Following the CBN directive, BusinessDay understands that local banks have started notifying their customers that they would close accounts of entities transacting in or operating cryptocurrency exchanges within their systems.
“In line with the Central Bank of Nigeria directives, please be informed that any account identified as transacting in or operating cryptocurrency exchanges within our system will be closed accordingly,” a bank noted in a mailed notice to a customer.
But reacting to these developments which have sparked controversy among Nigerians, experts in blockchain technology said the move exposed lack of collaboration, and poor communication among two agencies of government – NITDA and CBN
Charles Okaformbah, a techpreneur and blockchain solution architect, noted that the CBN directives directly negates the objective of NITDA to promote using the blockchain technology.
He said “Nigeria stands as the second largest market for cryptocurrency worldwide and that the most use case of the technology in the country and all over the world is cryptocurrency.
“The CBN recent restriction on cryptocurrency which operates on blockchain technology, shows the need for effective communication among government agencies, especially after NITDA revealed plans to adopt and regulate the use of the technology in Nigeria.”
Speaking on the need for collaboration between the agencies, Okaformbah noted that cryptocurrency was captured in the draft since it is a virtual currency.
“Based on the context of the document, the conversation on the digital currency is actually cryptocurrencies because if you are creating a token on a blockchain, it is actually a crypto, no matter how you want to fashion it.
According to him, while the CBN directive places a ban on collaboration with the private sector, NITDA seeks to promote it through the planned framework.
At the stakeholders’ engagement, a key suggestion given to NITDA was to forge a collaboration between the private and public sector to drive blockchain technology.
Also speaking on the need for collaboration among government agencies, the general secretary of the Blockchain Industry and coordinating committee of Nigeria, Senator Ihenyan mentioned that the CBN’s directive placing restrictions on crypto transactions in the banking sector was inconsistent with expectations under what the national framework being worked out by NITDA.
He explained: “Crypto is the most popular use of blockchain technology in Nigeria and all over the world. When NITDA came up with the policy document, the understanding was to use it to expand the Nigeria economy and create fresh revenue sources for Nigeria. The DG NITDA stated that they are targeting up to 10 billion dollars from this technology.
“As stakeholders in the industry, we understand this to mean the government will apply blockchain technology or encourage the use of blockchain technology across various sectors so that these targets can be met.
“One of these sectors is the financial sector, which was why CBN, SEC, NDIC and probably FIRS were brought to the round table so that Nigeria can have a common approach towards the adoption of this technology and its application.”
He noted that the directive given by the regulatory body in charge of currencies was a drastic approach that would adversely affect the country’s economic opportunity, and called for collaboration between the CBN and actors in the cryto space.
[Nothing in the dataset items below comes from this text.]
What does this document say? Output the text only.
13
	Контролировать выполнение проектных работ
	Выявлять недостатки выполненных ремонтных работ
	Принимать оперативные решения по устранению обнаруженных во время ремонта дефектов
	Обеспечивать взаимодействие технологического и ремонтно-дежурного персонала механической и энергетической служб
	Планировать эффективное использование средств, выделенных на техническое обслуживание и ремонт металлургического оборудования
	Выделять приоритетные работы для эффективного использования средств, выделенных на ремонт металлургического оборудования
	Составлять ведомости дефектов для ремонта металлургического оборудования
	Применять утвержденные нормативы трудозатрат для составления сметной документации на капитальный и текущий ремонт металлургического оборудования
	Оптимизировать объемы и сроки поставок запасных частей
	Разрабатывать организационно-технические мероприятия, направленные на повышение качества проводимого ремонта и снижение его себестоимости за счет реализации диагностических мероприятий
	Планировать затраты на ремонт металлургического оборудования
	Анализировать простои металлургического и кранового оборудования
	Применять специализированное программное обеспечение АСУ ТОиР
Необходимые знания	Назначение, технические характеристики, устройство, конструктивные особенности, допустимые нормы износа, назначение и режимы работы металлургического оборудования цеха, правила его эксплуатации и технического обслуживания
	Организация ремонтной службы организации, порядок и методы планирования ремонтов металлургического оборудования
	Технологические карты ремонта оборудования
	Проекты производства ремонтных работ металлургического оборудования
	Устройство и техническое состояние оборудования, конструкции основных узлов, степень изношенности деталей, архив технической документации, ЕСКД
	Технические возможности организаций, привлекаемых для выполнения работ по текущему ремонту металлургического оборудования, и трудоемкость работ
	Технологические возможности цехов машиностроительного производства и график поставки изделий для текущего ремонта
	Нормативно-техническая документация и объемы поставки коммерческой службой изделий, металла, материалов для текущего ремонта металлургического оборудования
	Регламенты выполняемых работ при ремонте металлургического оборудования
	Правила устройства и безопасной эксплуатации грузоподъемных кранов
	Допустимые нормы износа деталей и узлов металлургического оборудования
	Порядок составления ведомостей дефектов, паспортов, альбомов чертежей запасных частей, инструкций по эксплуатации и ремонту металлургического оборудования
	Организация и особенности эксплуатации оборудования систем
“We must note the document is still in draft and yet to be adopted. One can say the CBN is yet to recognise that adoption strategy paper as one guiding it. CBN in its wisdom believes that cryptocurrency is not good for Nigeria banking sector that’s why the directive was given.
“That is a drastic approach, no one saw that coming because even in 2017, the CBN didn’t bring such drastic measures instead, it said that all banks and financial institutions which have customers dealing in cryptocurrency exchange or services should be made to comply with Know Your Customer and anti-money laundering regulation in the country and this is how it has been.
As industry players, we hope to engage with the CBN and other regulators so we can understand what the issues really are,” he added.